Geometric series are a special type of series where each term is obtained by multiplying the previous one by a constant ratio \(r\). The general form of a geometric series is \(\sum_{n=0}^{\infty} ar^n\), where \(a\) is the first term.

Convergence of a geometric series is based on the value of \(r\):

• If \(|r| < 1\), the series converges.
• If \(|r| \geq 1\), the series diverges.

In the provided exercise, after simplification, \(a_n \) behaves similar to \(\left(\frac{1}{n}\right)^n\), mirroring the structure of a geometric series with an ever-decreasing ratio, indicating convergence.

Simplifying the general term in a series can reveal insights that are not immediately obvious. Finding a simpler form helps to identify the series' convergence behavior more easily.

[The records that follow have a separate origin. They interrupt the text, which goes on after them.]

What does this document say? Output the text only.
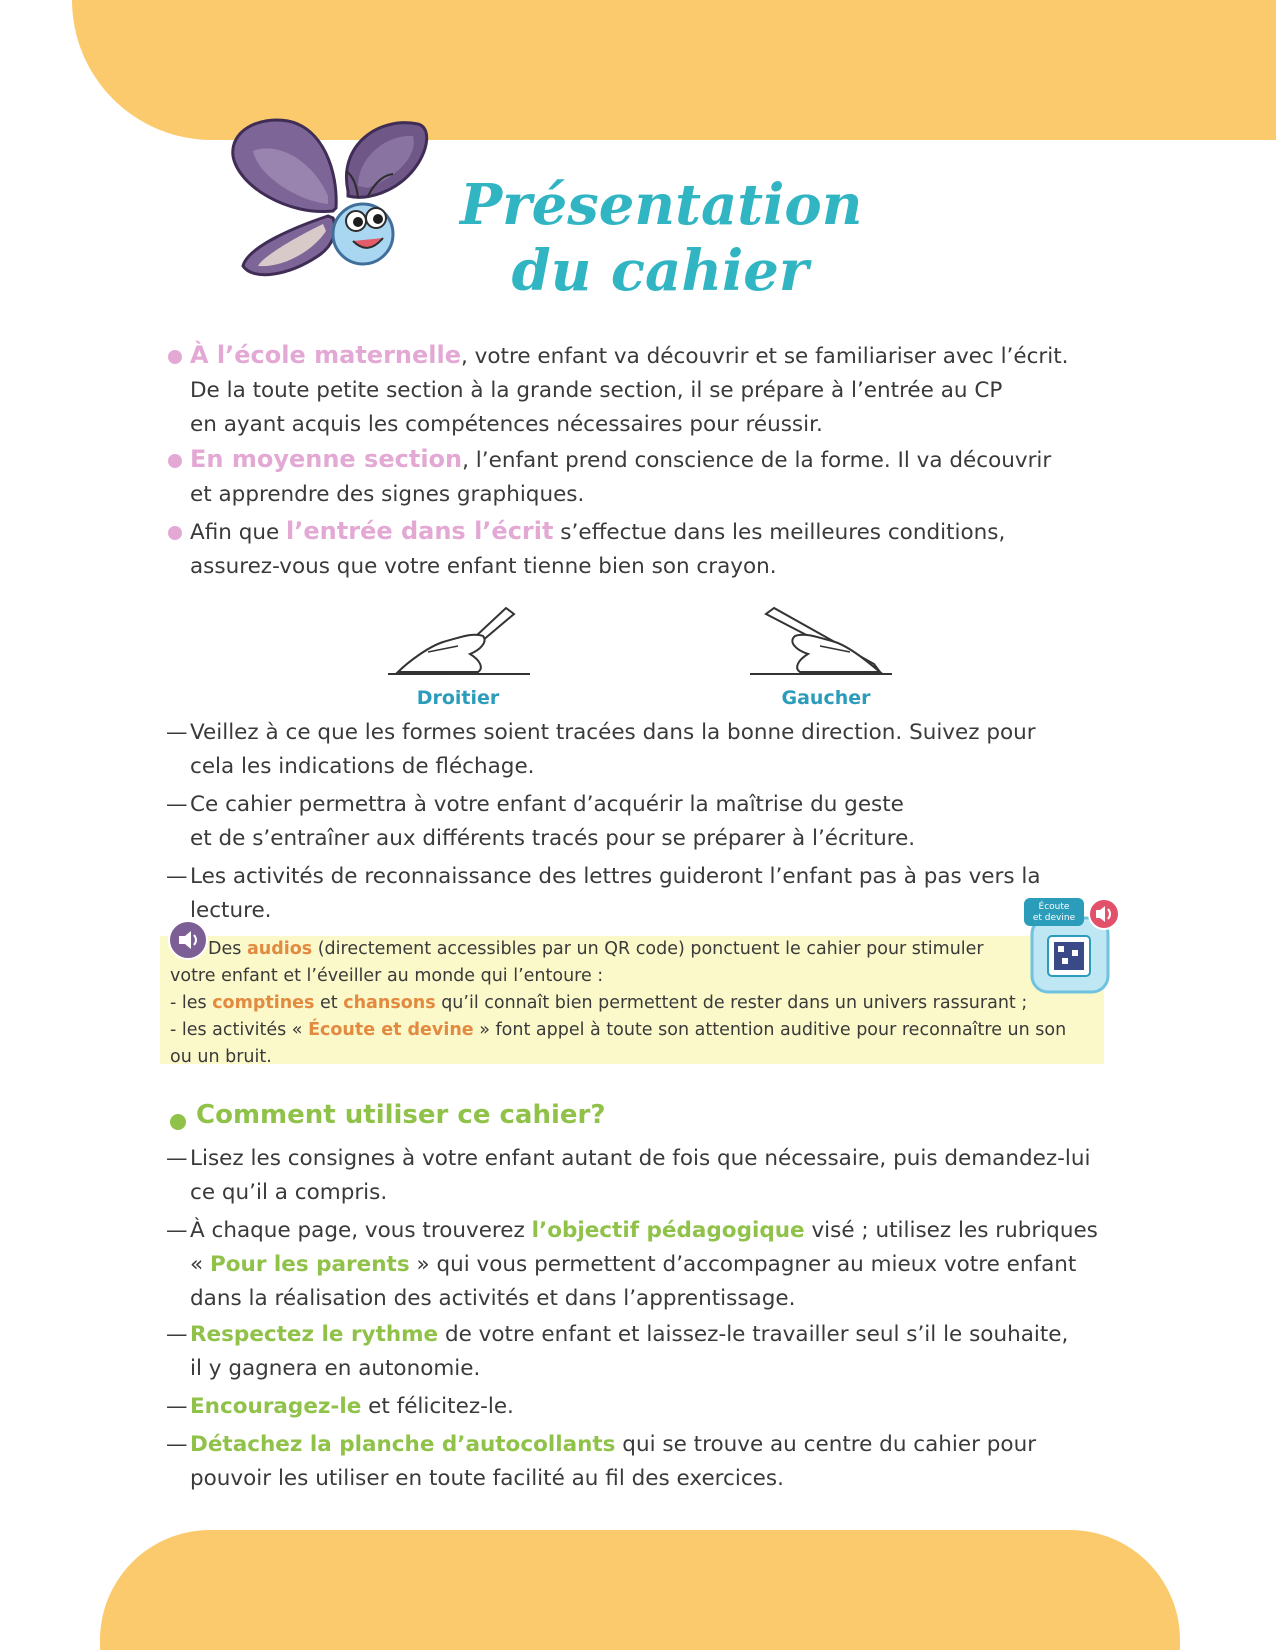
Présentation
du cahier

À l’école maternelle, votre enfant va découvrir et se familiariser avec l’écrit.
De la toute petite section à la grande section, il se prépare à l’entrée au CP
en ayant acquis les compétences nécessaires pour réussir.

En moyenne section, l’enfant prend conscience de la forme. Il va découvrir
et apprendre des signes graphiques.

Afin que l’entrée dans l’écrit s’effectue dans les meilleures conditions,
assurez-vous que votre enfant tienne bien son crayon.

Droitier	Gaucher

— Veillez à ce que les formes soient tracées dans la bonne direction. Suivez pour
cela les indications de fléchage.

— Ce cahier permettra à votre enfant d’acquérir la maîtrise du geste
et de s’entraîner aux différents tracés pour se préparer à l’écriture.

— Les activités de reconnaissance des lettres guideront l’enfant pas à pas vers la lecture.

Des audios (directement accessibles par un QR code) ponctuent le cahier pour stimuler
votre enfant et l’éveiller au monde qui l’entoure :
- les comptines et chansons qu’il connaît bien permettent de rester dans un univers rassurant ;
- les activités « Écoute et devine » font appel à toute son attention auditive pour reconnaître un son
ou un bruit.

Écoute
et devine
Comment utiliser ce cahier?

— Lisez les consignes à votre enfant autant de fois que nécessaire, puis demandez-lui
ce qu’il a compris.

— À chaque page, vous trouverez l’objectif pédagogique visé ; utilisez les rubriques
« Pour les parents » qui vous permettent d’accompagner au mieux votre enfant
dans la réalisation des activités et dans l’apprentissage.

— Respectez le rythme de votre enfant et laissez-le travailler seul s’il le souhaite,
il y gagnera en autonomie.

— Encouragez-le et félicitez-le.

— Détachez la planche d’autocollants qui se trouve au centre du cahier pour
pouvoir les utiliser en toute facilité au fil des exercices.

In our case, the general term is given as \(a_n = \left(\frac{1}{n}-\frac{1}{n^2}\right)^{n}\). For large \(n\), simplifying this to \(\left(1 - \frac{1}{n}\right)^n \left(\frac{1}{n}\right)^n\) shows us a compound term whose \(n\)-th power results in two individual behaviors: \(\left(1 - \frac{1}{n}\right)^n\) converges to \(e^{-1}\), and \(\left(\frac{1}{n}\right)^n\) shrinks rapidly. These insights are crucial in establishing the grounds for using the Limit Comparison Test effectively.